The draft regulations place an outright ban on using AI platforms for examinations, requiring teachers to educate pupils on the “tendencies and limitations” of the technology. Furthermore, the rules require limited use of AI platforms in the artistic fields of creative writing or poetry.

Officials note that generative AI platforms in Japanese classrooms are designed to aid learning, facilitating discussions among students. Authorities say the imposition of guardrails on the platforms will “nurture abilities to thoughtfully use generative AI” while improving learning standards in the face of increasing digitization.

The plans to integrate AI platforms in Japanese schools first came to light in early June, but parliament member Takashi Kii expressed worry over the absence of a proper government policy to implement their usage.

“Although the attitude of the Minister is very important for improving the work style reform of faculty and staff and handling generative AI, it was disappointing that he could not give a concrete answer on the key points of the government policy,” Kii said.
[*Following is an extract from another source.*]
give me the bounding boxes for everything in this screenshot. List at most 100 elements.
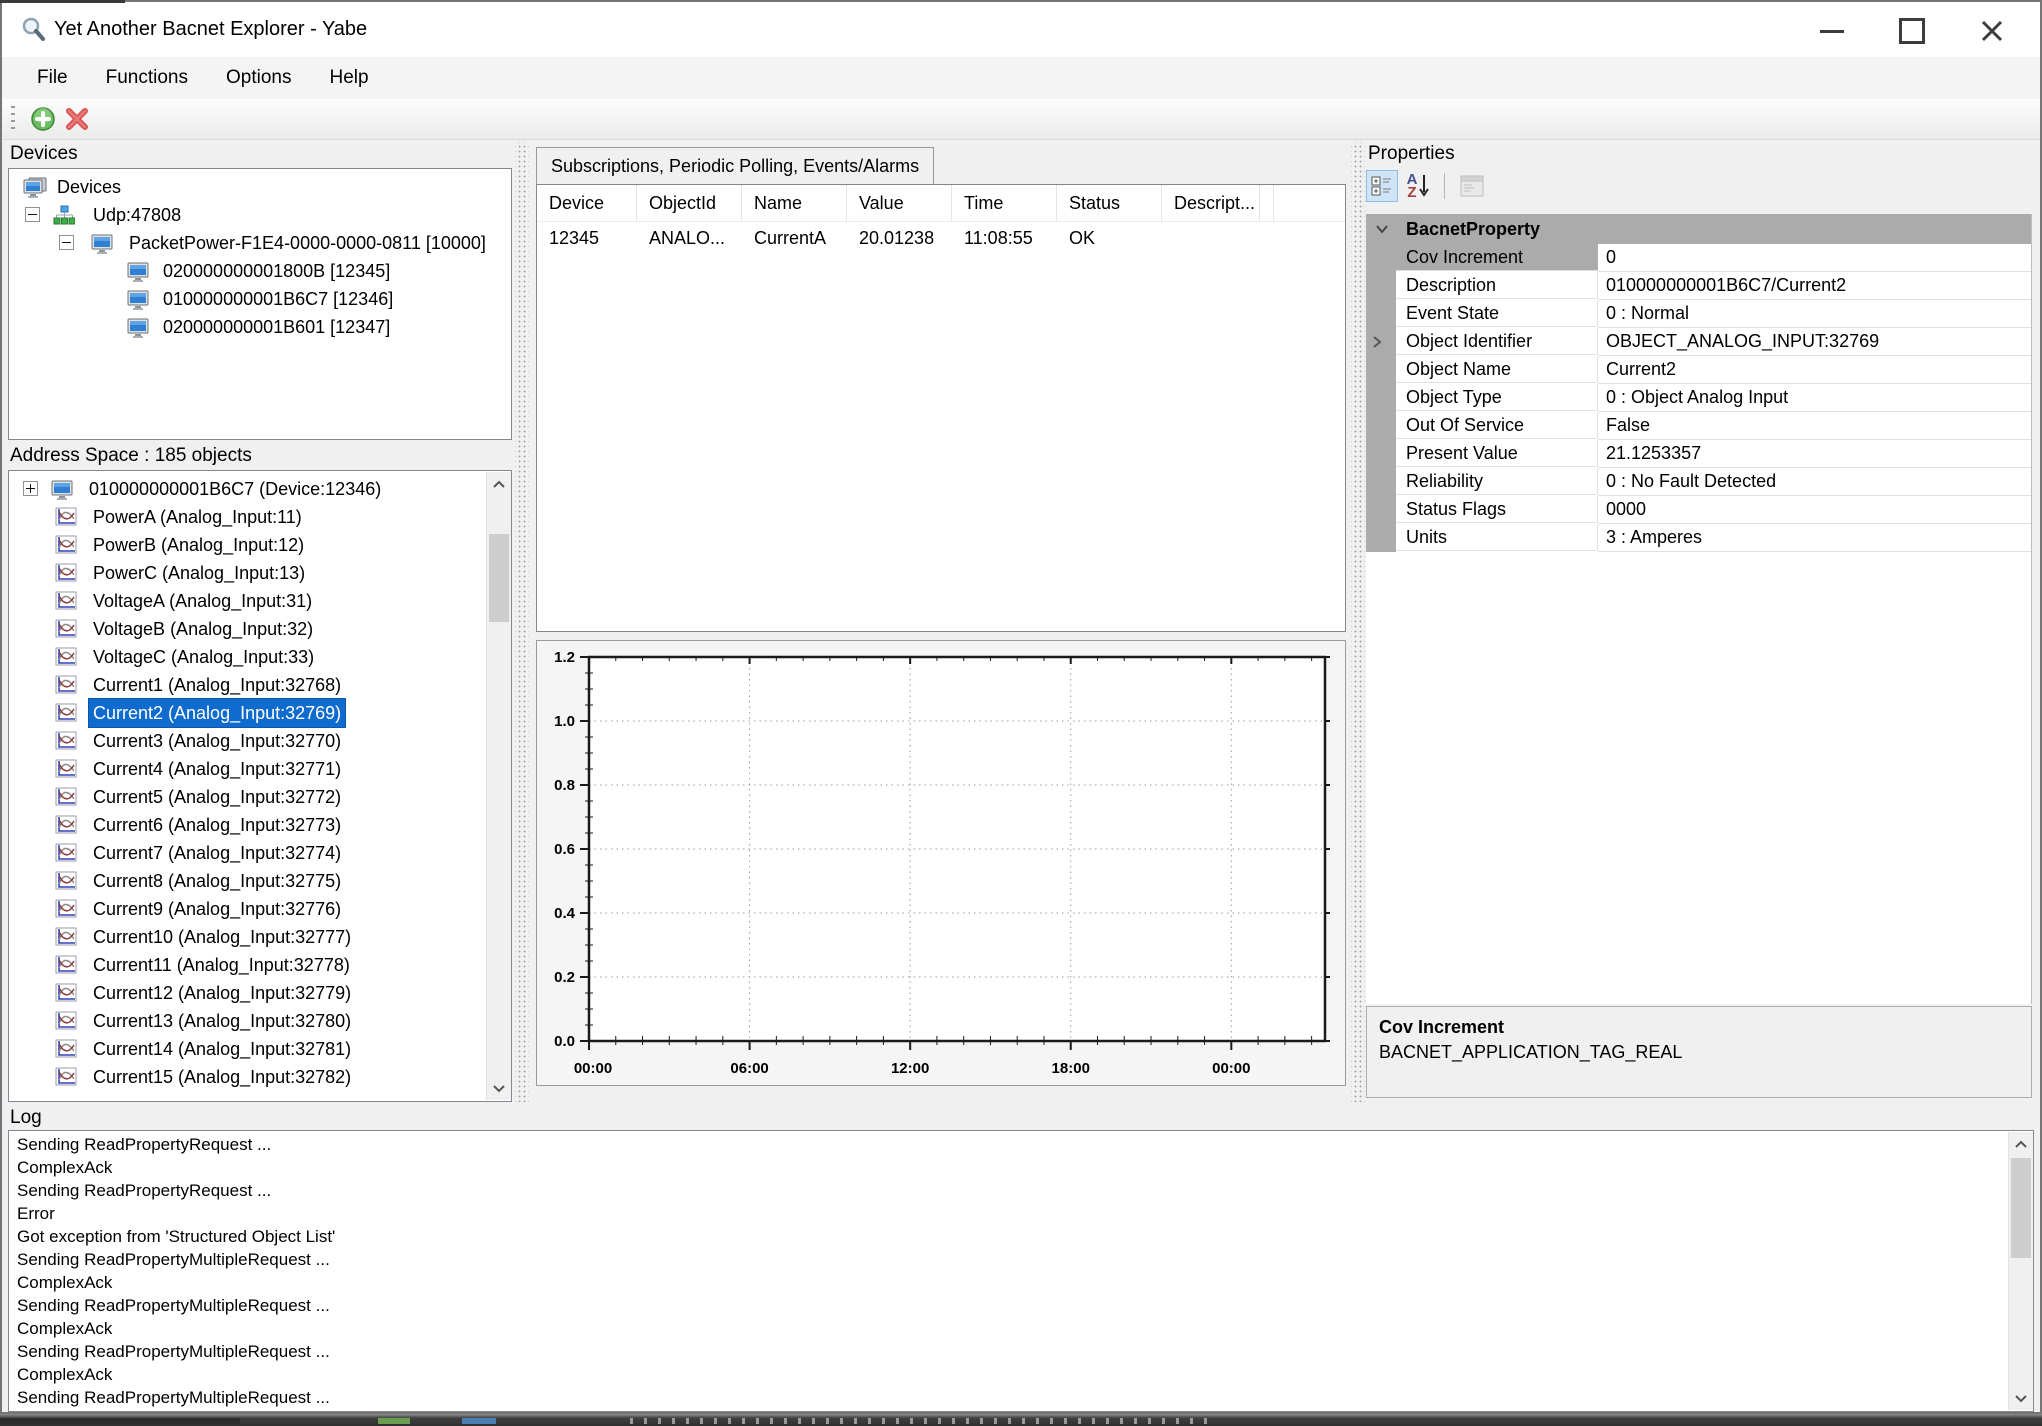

Japanese authorities have since raised the alarm over the risks associated with using generative AI platforms in the country. Kii stated that in the coming years, the country’s legal system could be clogged with intellectual property lawsuits stemming from the indiscriminate use of data in training AI models.

In 2021, Japanese law enforcement agents arrested four individuals involved in an AI-based digital currency scam, laying a foundation for the worrying use of AI in Japan.

Calling for stricter AI regulations

Japanese lawmakers are not the only ones pining for stricter AI regulations, as a new survey indicates the general public is also lending its voice.

The report noted that nearly 70% of respondents agreed to tighter AI regulations following privacy and cybersecurity concerns. In early June, Japanese authorities issued a warning to OpenAI over its data collection methods in the country after an initial embrace of the technology.

European consumer protection groups are pushing for stricter rules for AI usage, given the lengthy operational date of the European Union’s AI Act.